In my humor blog this past week? A brand-new MiSTing based on a comic book printed-text story that was never meant to be read, plus me falling behind schedule mostly because of the severe weather prolonged our stay in Fremont, a bit of stray 90s nostalgia loosely inspired by the Dilbert guy dying, and the start of a MiSTing that's been forgotten on the Internet for over 25 years now. Excited? Read on!
- MiSTed: The Invisible Planet
- Statistics 2025: The Year AI Scrapers Made It All Meaningless
- Statistics Saturday: Steps in Using The FedEx Logo as Makeshift Compass
- Robert Benchley: Did You Know That —
- Please Do Not Use the Information in Here to Do Mean Things
- In Which I Admit I’m Late With _Dick Tracy_ This Week
- What’s Going On In Dick Tracy? Why does Dick Tracy look weird? October 2025 – January 2026
- MiSTed: FX Down To Mobius, Part 1 – Host Sketches
And now, I bring you the final dozen pictures from our Juneteenth visit to Cedar Point.
Live entertainment! By the Giant Wheel they had a small band playing as the Wild Mice. You can see their instruments; what's less obvious here is they also had tails and ears, and were color-coded to the mouse characters of the Wild Mouse roller coaster int hat part of the park.
Here's Chase, for example, whose recorded audio for the safety spiel makes him out to think he's the leader. Here, he's playing trumpet.
And a couple of the mice mid-playing. There were seven in the band, despite there being only six cars and assigned characters. Who's the seventh?

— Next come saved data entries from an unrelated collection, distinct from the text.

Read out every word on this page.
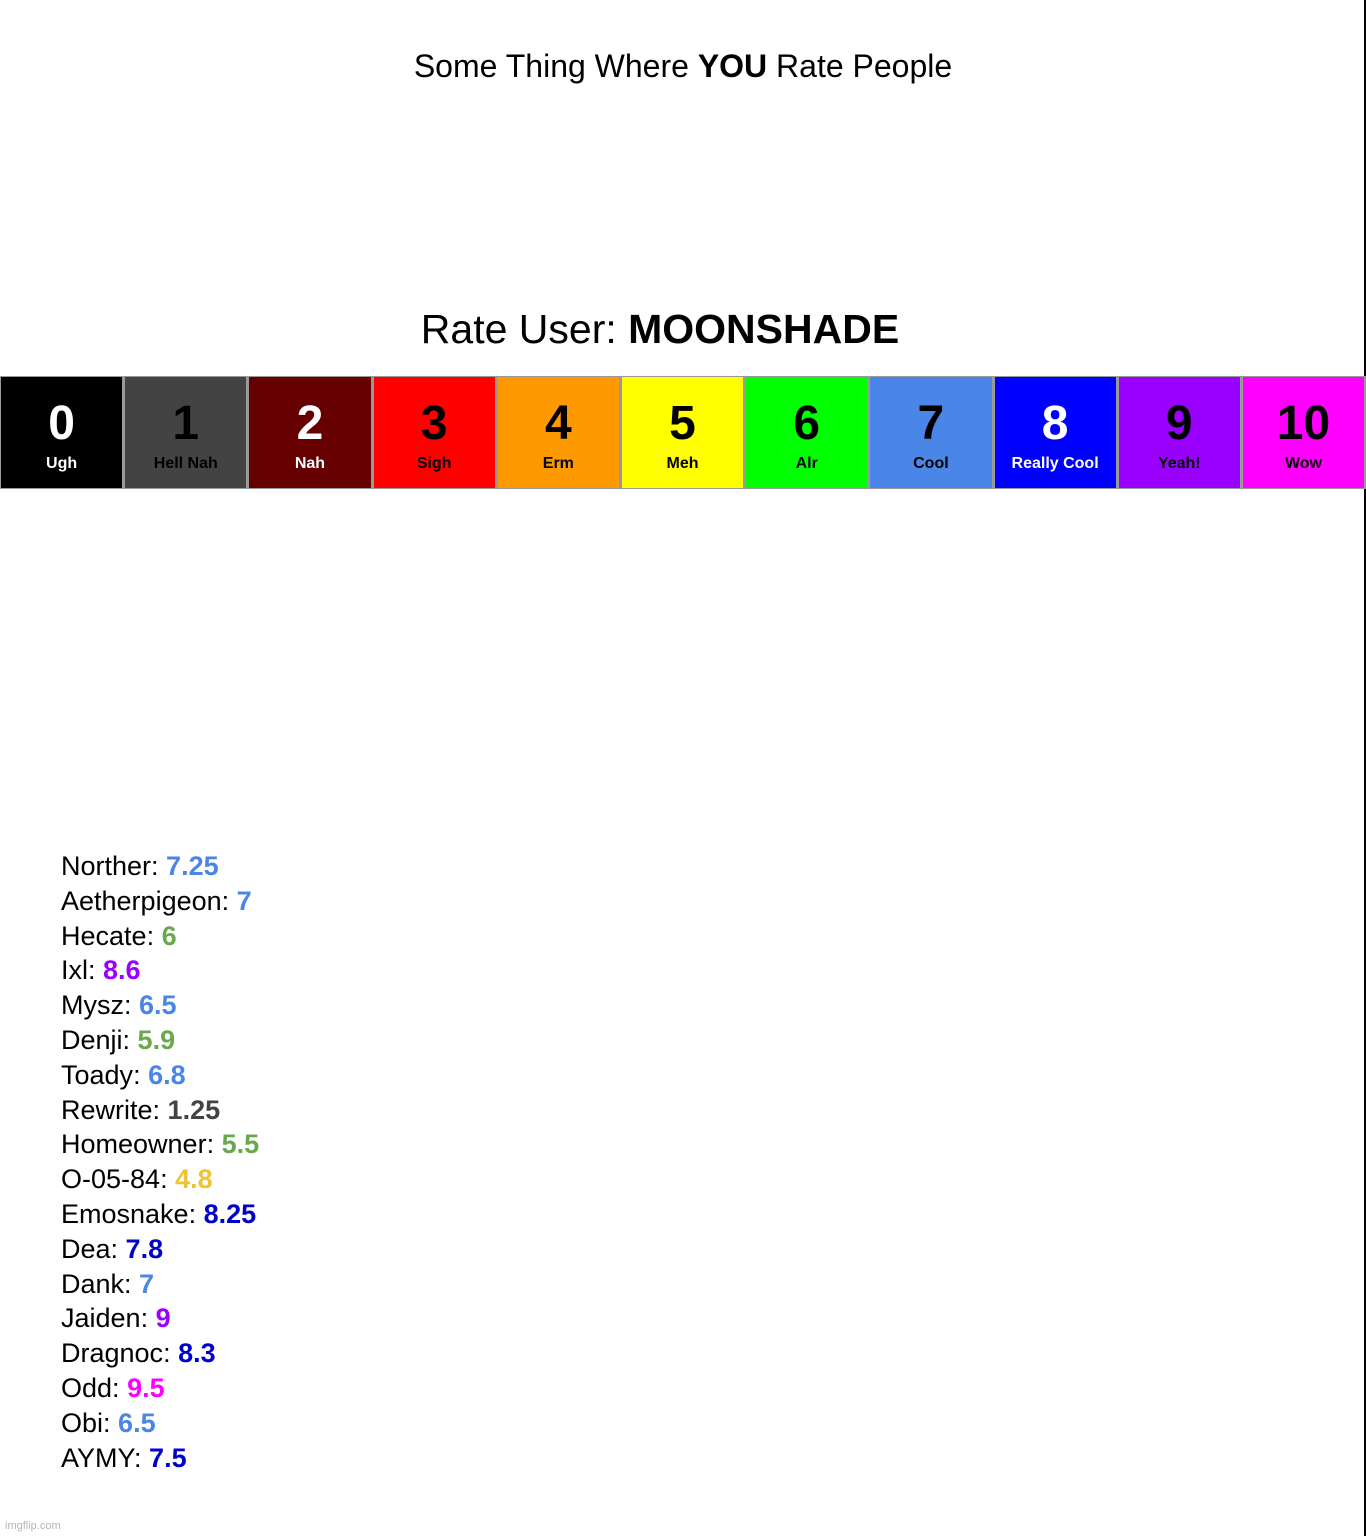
Some Thing Where YOU Rate People
Rate User: MOONSHADE
0
Ugh
1
Hell Nah
2
Nah
3
Sigh
4
Erm
5
Meh
6
Alr
7
Cool
8
Really Cool
9
Yeah!
10
Wow
Norther: 7.25
Aetherpigeon: 7
Hecate: 6
Ixl: 8.6
Mysz: 6.5
Denji: 5.9
Toady: 6.8
Rewrite: 1.25
Homeowner: 5.5
O-05-84: 4.8
Emosnake: 8.25
Dea: 7.8
Dank: 7
Jaiden: 9
Dragnoc: 8.3
Odd: 9.5
Obi: 6.5
AYMY: 7.5
imgflip.com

Here he is! Gary, representing the gray mouse who's on the ride sign but unrepresented with a train car. And once
bunnyhugger revealed that I understood of course he had to be named Gary; it's an anagram of gray.
Back to Siren's Curse, here seen doing a test run pointing straight down, from behind the return leg of Iron Dragon.
Here's the Siren's Curse first drop seen from the other side, with Top Thrill 2's reverse spike and the Power Tower behind.
As you see, the car comes out to the end and all the brakes get put on.
And then it pivots ever so slowly ...
... and the track reconnects, and you wait a bit (there's audio of the Siren saying something incomprehensible) and ...
Whoosh! And the people beside you on the ground say uh-uh, I am not going on that.
Into the evening now; here's GateKeeper going past a golden-hour Giant Wheel.
And a last picture for the day of the Giant Wheel in the not-quite-sunset sky. Feels so weird to leave the park while it's sunlight.
Trivia: A 1920s study of Muncie, Indiana, found that 76 percent of working-class families purchased no books apart from those required for school, and when they did buy books, it was usually one or two, typically a picture book or Christmas gift. Source: The Bookshop: A History of the American Bookstore, Evan Friss. Sure glad it's completely different today!
Currently Reading: A Call to Arms: Mobilizing America for World War II, Maury Klein.